In the chapter of charity we see Selene volunteer at the request of Aphrodite to help the sick and dying in the Asclepeion of Trikka. This trial is seen as the representation of personal sacrifice for the greater good of society and emphasises the fact that charitable acts are not always material. It is also speculated that this chapter is the origin of the myth regarding the moons healing abilities. The effigy of charity is considered to be a dove or Stave of Aesculapius. The festival of charity is celebrated in spring at the turning of the first spring moon.
III - Diligence
|Lo, The Great Goddess would arrive at the fields of Sparti. The land was hard underfoot and the crops withered in the farmsteads.
The Spartans called upon The Great Goddess for her miracles in Aceso were world known, and asked she bequeth them a miracle of their own. 'O' Great Goddess we beseach you! Restore our crop before harvest for failure will surely mean starvation for our children and wives'
Poor souls your plight hurts my heart ever so and yet I am but a powerless mortal.' Selene would weep for many nights for it would seem that her best endeavours could not salve the farmers of Sparti.
By firelight one night a voice in the thick smoke would call to The Great Goddess, 'Child you must not weep for the Spartans for they have grown proud and idle. They must be taught anew the power of diligence. Do this in I, Hephaestus' name a lo by Demeter's hand we shall call forth the harvest once more.'
And lo for forty sunrises and sunsets The Great Goddess would toil in fields in Hephaestus' name. Soon forth from the heavens fell marvellous rains and the fields bore plentiful harvest. The Great Goddess revelled in the miracles of the Gods
In the chapter of diligence we see Selene travel to Sparta to find it's fields barren and crops failed. For the Spartans to have a plentiful harvest, Selene must reteach the farmers the power of hard work. In Hephaestus' name Selene works the fields and by Demeter's hands the rains come to nourish the crops once more. This trial is seen as the representation of hard work in the face of adversity. The effigy of charity is considered to be an ox. The festival of diligence is celebrated at the end of the fall harvest.
IV - Prayer
|The thankful Spartans showered The Proud Goddess with Jewels and Gold. A palace was erected for Selene and feasts were performed in her honour. Lo, The Proud Goddess would spend many moons with the Spartans, ignoring the warnings of the gods and her reascendence to the palace beyond the sky.

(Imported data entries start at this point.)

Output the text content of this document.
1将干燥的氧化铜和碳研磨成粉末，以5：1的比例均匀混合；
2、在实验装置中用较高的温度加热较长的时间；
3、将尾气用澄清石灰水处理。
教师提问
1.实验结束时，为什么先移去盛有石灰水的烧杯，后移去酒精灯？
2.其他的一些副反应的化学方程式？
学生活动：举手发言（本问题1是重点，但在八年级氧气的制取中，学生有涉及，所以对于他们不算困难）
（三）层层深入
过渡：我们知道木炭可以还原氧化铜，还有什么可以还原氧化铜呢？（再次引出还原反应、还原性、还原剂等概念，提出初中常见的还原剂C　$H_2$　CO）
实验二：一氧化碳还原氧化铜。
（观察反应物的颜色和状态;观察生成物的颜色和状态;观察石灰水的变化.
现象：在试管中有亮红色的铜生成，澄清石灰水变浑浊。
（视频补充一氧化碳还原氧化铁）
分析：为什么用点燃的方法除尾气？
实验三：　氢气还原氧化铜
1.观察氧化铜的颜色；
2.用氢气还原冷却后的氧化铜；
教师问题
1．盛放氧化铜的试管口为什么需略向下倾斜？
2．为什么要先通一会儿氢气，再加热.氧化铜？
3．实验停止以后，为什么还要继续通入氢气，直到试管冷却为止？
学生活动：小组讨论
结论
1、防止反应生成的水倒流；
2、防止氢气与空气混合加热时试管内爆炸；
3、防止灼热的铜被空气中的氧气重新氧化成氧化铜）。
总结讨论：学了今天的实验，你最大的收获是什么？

Her heart was plagued by avarice, greed and temptation. For why would The Proud Goddess return to those who condemmed her to Earth, when the people of earth would worship her? 'For now the Spartans worship me, no effigy for those who forsake me will burn brighter than my jewels.'
Lo, with the setting of the sun on a cold eve when The Proud Goddess lie down, the wratful Athena sent forth an asp to strike. Strick would The Proud Goddess be, descending further into a deathlike sleep.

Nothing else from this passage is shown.